En ocasiones, esos perfiles se han subrayado alejándose de ciertas políticas del Gobierno -emigración y control de fronteras, la invasión de Ucrania por el ejército ruso…- que afectan a aspectos que consideran sustanciales de su identidad. Me limito a constatarlo, no entro en el análisis de los contenidos.
Los perfiles propios se han ido dibujando también con líneas críticas y polémicas sobre otras cuestiones. Pero para ello han utilizado estilos divergentes: más broncos y agresivos los de Podemos, más suaves y dialogantes los de Yolanda Díaz. ¿Las diferencias, en conclusión, se reducen a la distancia entre una sonrisa y un gesto destemplado?
La imagen y las formas juegan un importante papel en la política actual. No conviene subestimarlas. La de ahora es una política de flashes y gestos.
Pero pudiera ser, además, que subjetivamente hubiera mayor distancia entre ellos de la que muestran los análisis en frío. En las viejas izquierdas de otros tiempos era habitual trazar una estricta línea que separaba a los revolucionarios de los reformistas: de un lado, quienes querían cambiar las cosas de verdad; de otro, los que solo intentaban lavarle la cara al sistema. Y uno tiene la molesta sensación de que todavía hay quienes siguen operando con esas categorías heredadas del pasado.
Hay que reconocer, los datos son innegables, que Podemos ha sido perseguido por ciertos poderes, desde la policía patriótica hasta diversos intentos de incriminación judicial. Y que eso contribuye a reforzar su auto percepción de ser los verdaderos enemigos de los poderosos, los que los combaten de verdad. Tampoco conviene olvidarlo.
Casa tomada es un cuento de Julio Cortázar publicado en 1946 en una revista dirigida por Borges y recogido después en Bestiario (1951). Cuenta la historia de una pareja de hermanos que viven en un viejo caserón colonial en Buenos Aires. Ruidos y murmullos imprecisos los convencen de que hay alguien dentro de la casa y van abandonando las estancias que consideran tomadas por los intrusos. Su territorio es cada vez más exiguo. No se enfrentan al conflicto, ni llegan nunca a aclarar en qué consiste la potencial amenaza. La lógica no cabe frente al miedo. Se repliegan más y más, hasta acabar por marcharse del caserón y tirar la llave por una alcantarilla.
Podemos ha comprobado que en lo que creía ser su casa han ido ganando terreno los extraños. Un largo proceso desde su fundación, aunque en su caso muchos de los intrusos procedan de sus propias filas. No sabemos lo que harán, si se resignarán a compartir habitaciones o elegirán el repliegue y se irán a la calle.
Si las decisiones humanas se tomaran de manera exclusivamente racional, el desenlace sería evidente: los dos ganan con la unión, ambos pierden con la división.

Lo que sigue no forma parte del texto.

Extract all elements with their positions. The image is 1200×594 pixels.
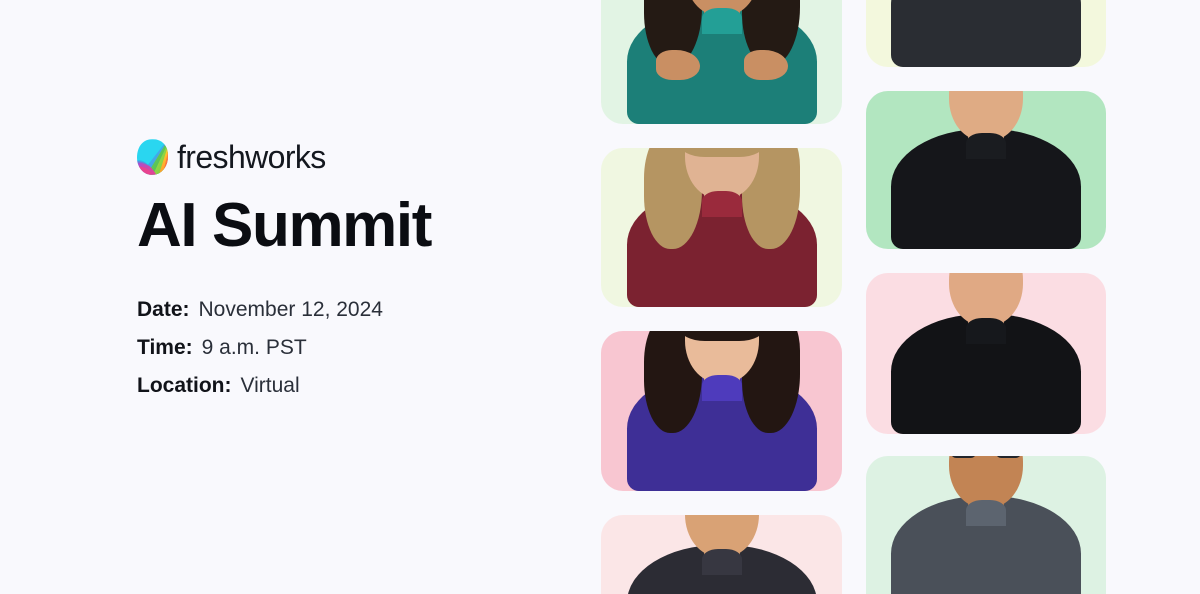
portrait-body [891,0,1081,67]
portrait-illustration [866,273,1106,434]
portrait-collar [966,133,1006,159]
portrait-illustration [601,331,842,491]
brand-wordmark: freshworks [177,141,326,173]
portrait-illustration [601,515,842,594]
freshworks-leaf-logo-icon [137,139,168,175]
portrait-collar [702,375,742,401]
speaker-photo-card[interactable] [601,331,842,491]
portrait-eyeglasses-icon [951,456,1022,458]
event-detail-date: Date: November 12, 2024 [137,291,567,329]
detail-label-time: Time: [137,329,193,367]
portrait-hand-right [744,50,788,80]
speaker-photo-card[interactable] [601,148,842,307]
speaker-photo-card[interactable] [601,515,842,594]
portrait-collar [702,8,742,34]
page-title: AI Summit [137,193,567,259]
portrait-illustration [601,148,842,307]
event-detail-time: Time: 9 a.m. PST [137,329,567,367]
speaker-photo-card[interactable] [866,456,1106,594]
portrait-collar [966,500,1006,526]
event-detail-location: Location: Virtual [137,367,567,405]
portrait-collar [966,318,1006,344]
portrait-illustration [601,0,842,124]
detail-label-location: Location: [137,367,232,405]
detail-label-date: Date: [137,291,190,329]
event-details-list: Date: November 12, 2024 Time: 9 a.m. PST… [137,291,567,405]
portrait-illustration [866,0,1106,67]
detail-value-location: Virtual [241,367,300,405]
portrait-collar [702,191,742,217]
speaker-photo-card[interactable] [866,0,1106,67]
portrait-illustration [866,456,1106,594]
portrait-collar [702,549,742,575]
event-landing-page: freshworks AI Summit Date: November 12, … [0,0,1200,594]
detail-value-time: 9 a.m. PST [202,329,307,367]
speaker-photo-card[interactable] [601,0,842,124]
brand-lockup: freshworks [137,135,567,179]
portrait-illustration [866,91,1106,249]
speaker-photo-card[interactable] [866,273,1106,434]
speaker-photo-card[interactable] [866,91,1106,249]
detail-value-date: November 12, 2024 [199,291,383,329]
hero-panel: freshworks AI Summit Date: November 12, … [137,135,567,405]
portrait-hand-left [656,50,700,80]
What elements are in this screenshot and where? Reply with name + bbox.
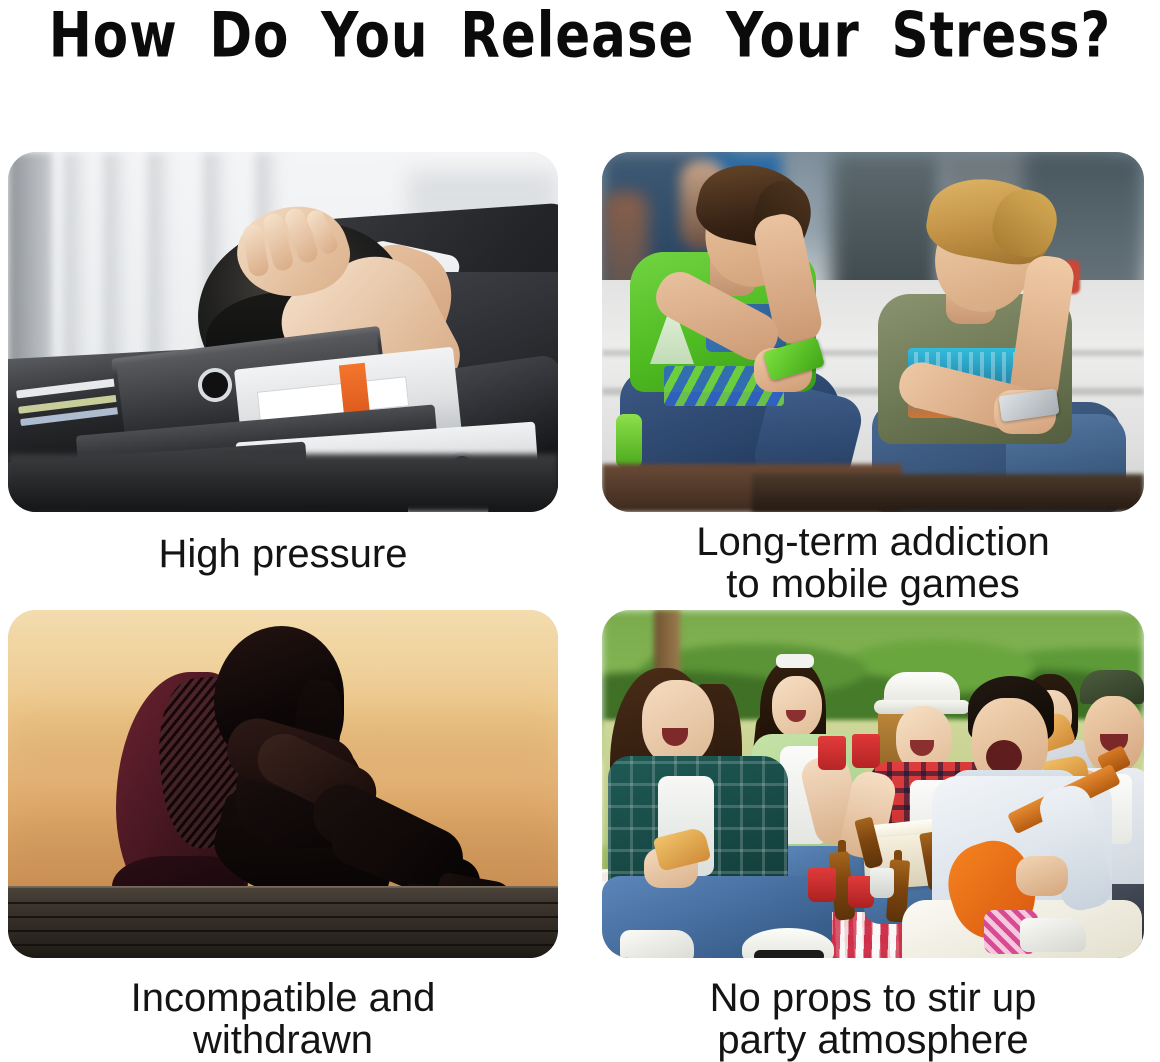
red-party-cup	[808, 868, 836, 902]
caption-withdrawn: Incompatible and withdrawn	[8, 977, 558, 1061]
photo-withdrawn	[8, 610, 558, 958]
guitar-man-hand	[1016, 856, 1068, 896]
bench-seat	[752, 474, 1144, 512]
caption-line: Incompatible and	[8, 977, 558, 1019]
left-boy-green-pouch	[616, 414, 642, 468]
white-sneaker	[1020, 918, 1086, 952]
caption-line: to mobile games	[602, 563, 1144, 605]
photo-high-pressure	[8, 152, 558, 512]
photo-party	[602, 610, 1144, 958]
wooden-dock	[8, 888, 558, 958]
red-party-cup	[818, 736, 846, 770]
white-sneaker	[620, 930, 694, 958]
hat-band	[754, 950, 824, 958]
plank-line	[8, 902, 558, 904]
white-party-cup	[870, 868, 894, 898]
hair-clip	[776, 654, 814, 668]
caption-party: No props to stir up party atmosphere	[602, 977, 1144, 1061]
plank-line	[8, 930, 558, 932]
desk-surface	[8, 454, 558, 512]
caption-line: withdrawn	[8, 1019, 558, 1061]
page-title: How Do You Release Your Stress?	[46, 0, 1113, 74]
caption-line: High pressure	[8, 533, 558, 575]
caption-line: party atmosphere	[602, 1019, 1144, 1061]
singing-mouth	[986, 740, 1022, 774]
caption-high-pressure: High pressure	[8, 533, 558, 575]
caption-line: Long-term addiction	[602, 521, 1144, 563]
red-party-cup	[852, 734, 880, 768]
plank-line	[8, 916, 558, 918]
plank-line	[8, 944, 558, 946]
photo-mobile-games	[602, 152, 1144, 512]
caption-line: No props to stir up	[602, 977, 1144, 1019]
caption-mobile-games: Long-term addiction to mobile games	[602, 521, 1144, 605]
front-girl-face	[642, 680, 714, 766]
ponytail-girl-face	[772, 676, 822, 738]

Mayor pérdida, seguramente, para Podemos: ni Irene Montero ni Jone Belarra tienen el tirón electoral de Yolanda Díaz.
Pero no se pueden obviar otras cuestiones. Las emociones y las convicciones también entran en juego. Pesa la sensación de que han invadido tu territorio, de que te arrinconan, de que todos se unen contra ti para arrebatarte lo tuyo… O el vértigo de formar parte de una alianza que no diriges, que queda en manos que consideras tibias, para colmo. O la tentación épica de imaginarse manteniendo firme el estandarte revolucionario frente a la dejación de los reformistas. Los únicos, en solitario.
Así que no hay nada escrito, me temo. Tras las municipales y autonómicas sacarán cuentas los unos y los otros. La izquierda de la izquierda sabe diseñar sus propios fracasos. Es muy capaz de ponerse zancadillas ella sola, manteniendo -eso sí- la cabeza y el puño bien altos.